La differenza è che i Low Anthem però riescono a non cedere a nessun altra tentazione, e di questo bisogna esser fieri di loro.
Dicevamo che i nostri sono molto indaffarati (in ‘quel paese’ conservatore e reazionario, per queste cose hanno tempo e passione) tra Clearwater Festival (la cui headline è formata da gente come Pete Seeger e Arlo Guthrie per chi non avesse capito il clima e di cosa stiamo parlando), New Orleans Jazz Festival ed un’apparizione al David Letterman Show a cantare l’opener di questo lavoro, Ghost Woman Blues. E fin dall’inizio la nostra dura corteccia europea si trova di fronte ad un problema culturale: ne intuisce l’ampiezza del respiro, la bucolicità del paesaggio, l’aria intorno alla Into The Wild con un Michael Stipe al posto di Eddie Vedder ed il piano invece della chitarra, ma non riusciamo a farci trasportare.
Reminiscenze nel timbro vocale di mille ascolti danno un senso di familiarità, ma non è la nostra famiglia. Apothecary Love per esempio, al Newport Folk Festival del 1974 dopo l’esibizione di Dylan avrebbe rasserenato tutti quei pacifisti arrabbiati per il tradimento della svolta ‘elettrica’ del loro eroe, ma noi che ce ne facciamo?

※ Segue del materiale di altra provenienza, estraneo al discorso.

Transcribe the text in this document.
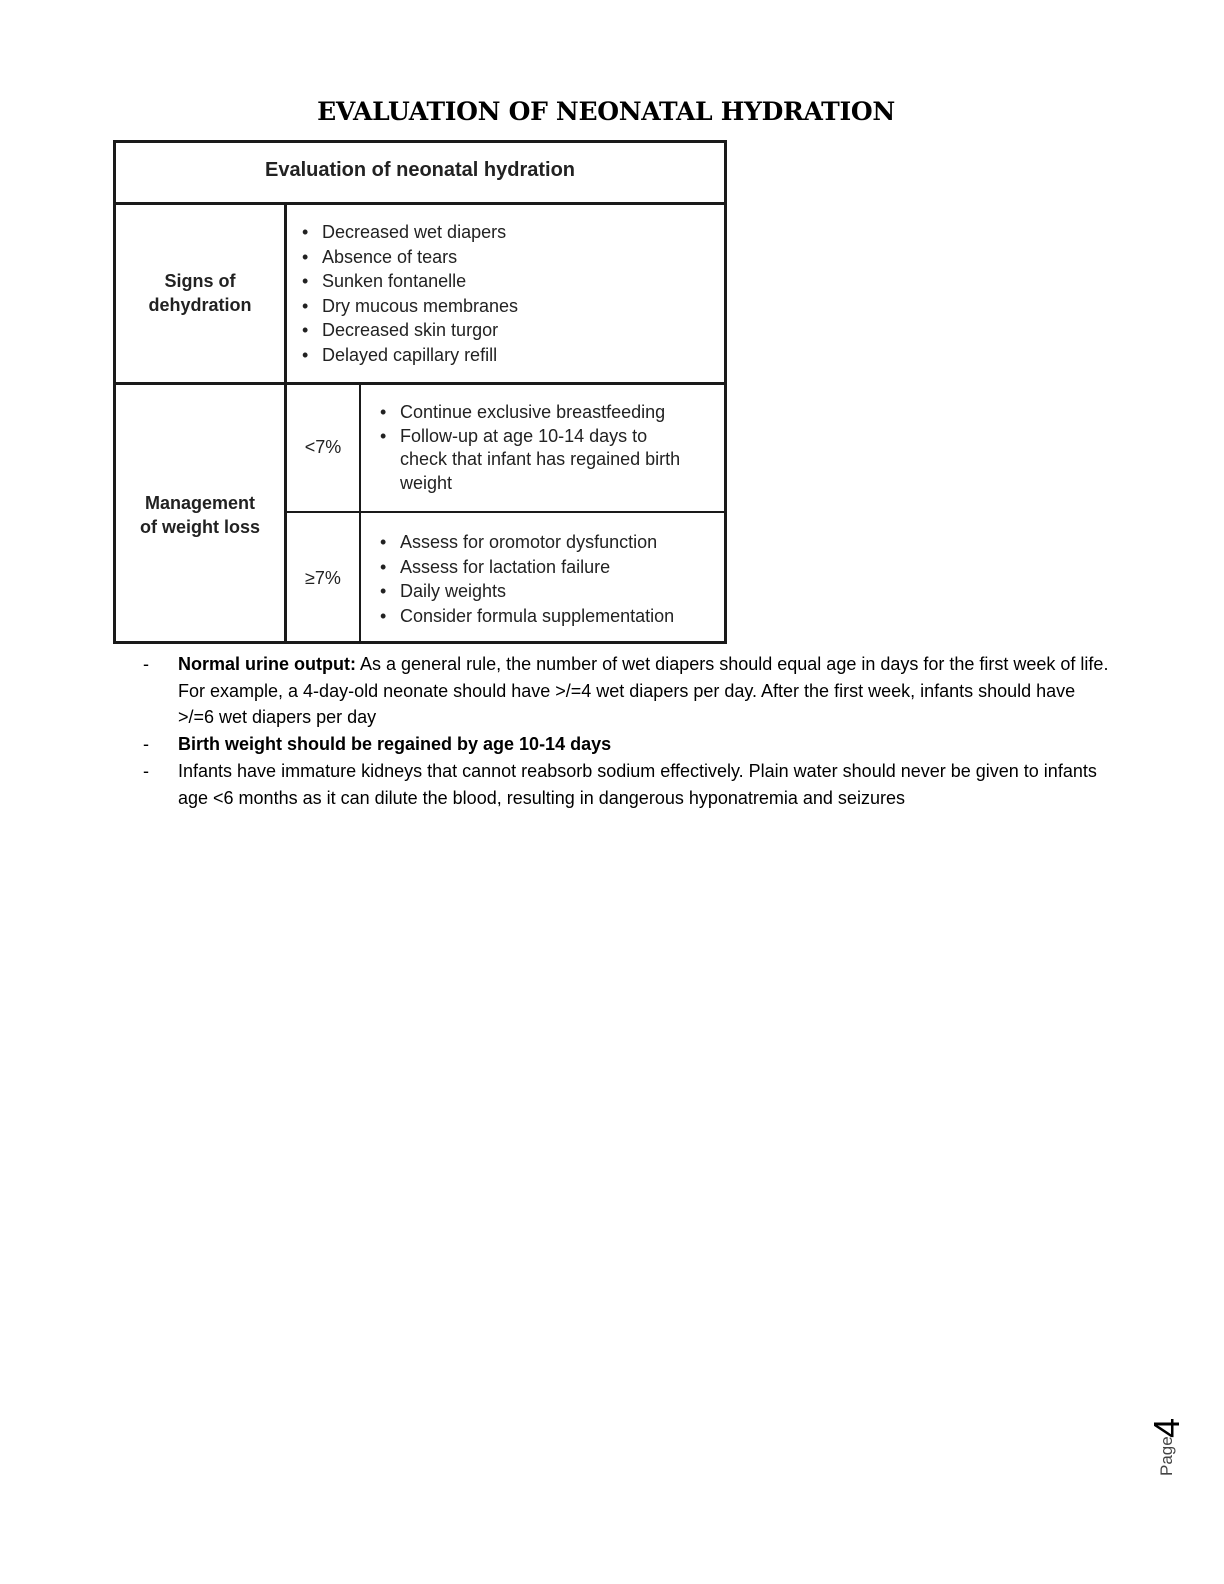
EVALUATION OF NEONATAL HYDRATION
Evaluation of neonatal hydration
Signs of
dehydration
• Decreased wet diapers
• Absence of tears
• Sunken fontanelle
• Dry mucous membranes
• Decreased skin turgor
• Delayed capillary refill
Management
of weight loss
<7%
• Continue exclusive breastfeeding
• Follow-up at age 10-14 days to check that infant has regained birth weight
≥7%
• Assess for oromotor dysfunction
• Assess for lactation failure
• Daily weights
• Consider formula supplementation
- Normal urine output: As a general rule, the number of wet diapers should equal age in days for the first week of life. For example, a 4-day-old neonate should have >/=4 wet diapers per day. After the first week, infants should have >/=6 wet diapers per day
- Birth weight should be regained by age 10-14 days
- Infants have immature kidneys that cannot reabsorb sodium effectively. Plain water should never be given to infants age <6 months as it can dilute the blood, resulting in dangerous hyponatremia and seizures
Page
4
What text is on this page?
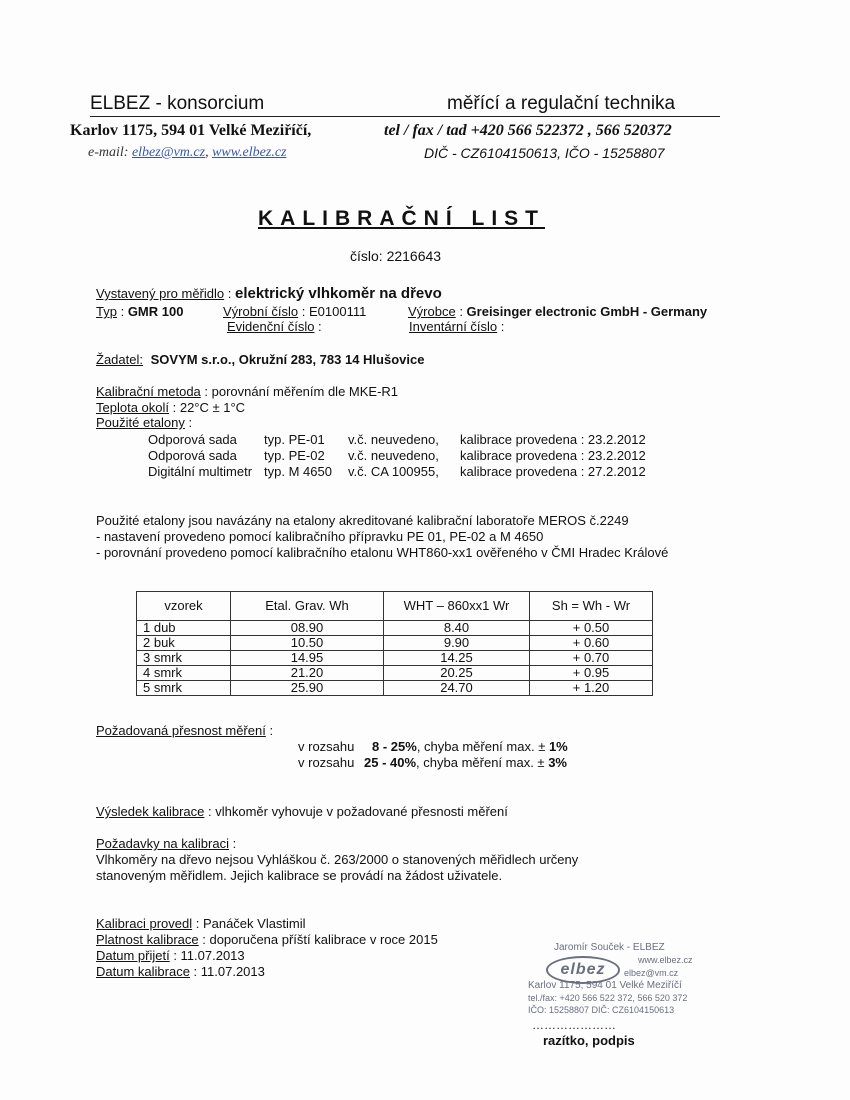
ELBEZ - konsorcium	měřící a regulační technika
Karlov 1175, 594 01 Velké Meziříčí,	tel / fax / tad +420 566 522372 , 566 520372
e-mail: elbez@vm.cz, www.elbez.cz	DIČ - CZ6104150613, IČO - 15258807
KALIBRAČNÍ LIST
číslo: 2216643
Vystavený pro měřidlo : elektrický vlhkoměr na dřevo
Typ : GMR 100	Výrobní číslo : E0100111	Výrobce : Greisinger electronic GmbH - Germany
Evidenční číslo :	Inventární číslo :
Žadatel: SOVYM s.r.o., Okružní 283, 783 14 Hlušovice
Kalibrační metoda : porovnání měřením dle MKE-R1
Teplota okolí : 22°C ± 1°C
Použité etalony :
Odporová sada typ. PE-01 v.č. neuvedeno, kalibrace provedena : 23.2.2012
Odporová sada typ. PE-02 v.č. neuvedeno, kalibrace provedena : 23.2.2012
Digitální multimetr typ. M 4650 v.č. CA 100955, kalibrace provedena : 27.2.2012
Použité etalony jsou navázány na etalony akreditované kalibrační laboratoře MEROS č.2249
- nastavení provedeno pomocí kalibračního přípravku PE 01, PE-02 a M 4650
- porovnání provedeno pomocí kalibračního etalonu WHT860-xx1 ověřeného v ČMI Hradec Králové
vzorek	Etal. Grav. Wh	WHT – 860xx1 Wr	Sh = Wh - Wr
1 dub	08.90	8.40	+ 0.50
2 buk	10.50	9.90	+ 0.60
3 smrk	14.95	14.25	+ 0.70
4 smrk	21.20	20.25	+ 0.95
5 smrk	25.90	24.70	+ 1.20
Požadovaná přesnost měření :
v rozsahu 8 - 25%, chyba měření max. ± 1%
v rozsahu 25 - 40%, chyba měření max. ± 3%
Výsledek kalibrace : vlhkoměr vyhovuje v požadované přesnosti měření
Požadavky na kalibraci :
Vlhkoměry na dřevo nejsou Vyhláškou č. 263/2000 o stanovených měřidlech určeny
stanoveným měřidlem. Jejich kalibrace se provádí na žádost uživatele.
Kalibraci provedl : Panáček Vlastimil
Platnost kalibrace : doporučena příští kalibrace v roce 2015
Datum přijetí : 11.07.2013
Datum kalibrace : 11.07.2013
Jaromír Souček - ELBEZ
elbez
www.elbez.cz
elbez@vm.cz
Karlov 1175, 594 01 Velké Meziříčí
tel./fax: +420 566 522 372, 566 520 372
IČO: 15258807 DIČ: CZ6104150613
…………………
razítko, podpis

Boeing 737 avrebbe invece esaltato proprio chi apprezzò del Bob quella nuova veste, ma l’attenzione cala subito dopo con Love and Altar perchè le armoniche alla Neil Young e la lentezza dei Low non restituiscono nell’insieme quello da che questi elementi ci si aspetta. E’ pur sempre un bel torpore, per carità, ma sempre di torpore si tratta. Forse è colpa della noia che ci portiamo addosso, è dentro di noi e non ci si può far nulla. Matter of Time, liturgia di harmonium ed armonica simil R.E.M. sotto lexotan è esteticamente perfetta per quando abitualmente ci sediamo sulle panchine di Providence leggendo romanzi di Cormac McCarty.
Burn addirittura sfoggia la sega a nastro dei Black Heart Procession, ma se in quel tipo di gruppi quello che ci piace e ci affranca è la sofferenza e la disperazione palesi, qui non c’è quel tipo di sentimenti ad ispirare; è piuttosto una serenità, una tranquillità quasi irritanti. Hey, All You Hippies forse è la migliore perchè ci ridesta un pò nonostante la petulanza dell’organetto (i nostri l’hanno ‘dedicata’ a quello sceriffo di Ronald Regan).
Smart Flesh in chiusura è forse quella che più lega The Low Anthem a tutta quella generazione di outsiders dell’alternative roots come Drunk, Bevel, Orso e sad and beautiful vari, agghiaccianti ritratti di poetica minimalista americana post 11 settembre, di quelli che guardano alla finestra, si lasciano crescere lunghe barbe e dicono di ‘no’, aspirando ad uno stile di vita più semplice, quasi rurale nei suoi valori, sperando di recuperare l’innocenza perduta del vero sogno americano.
Tutto questo mi sembra un film già visto, mi ricorda l’America durante il Vietnam: a questo giro io passo.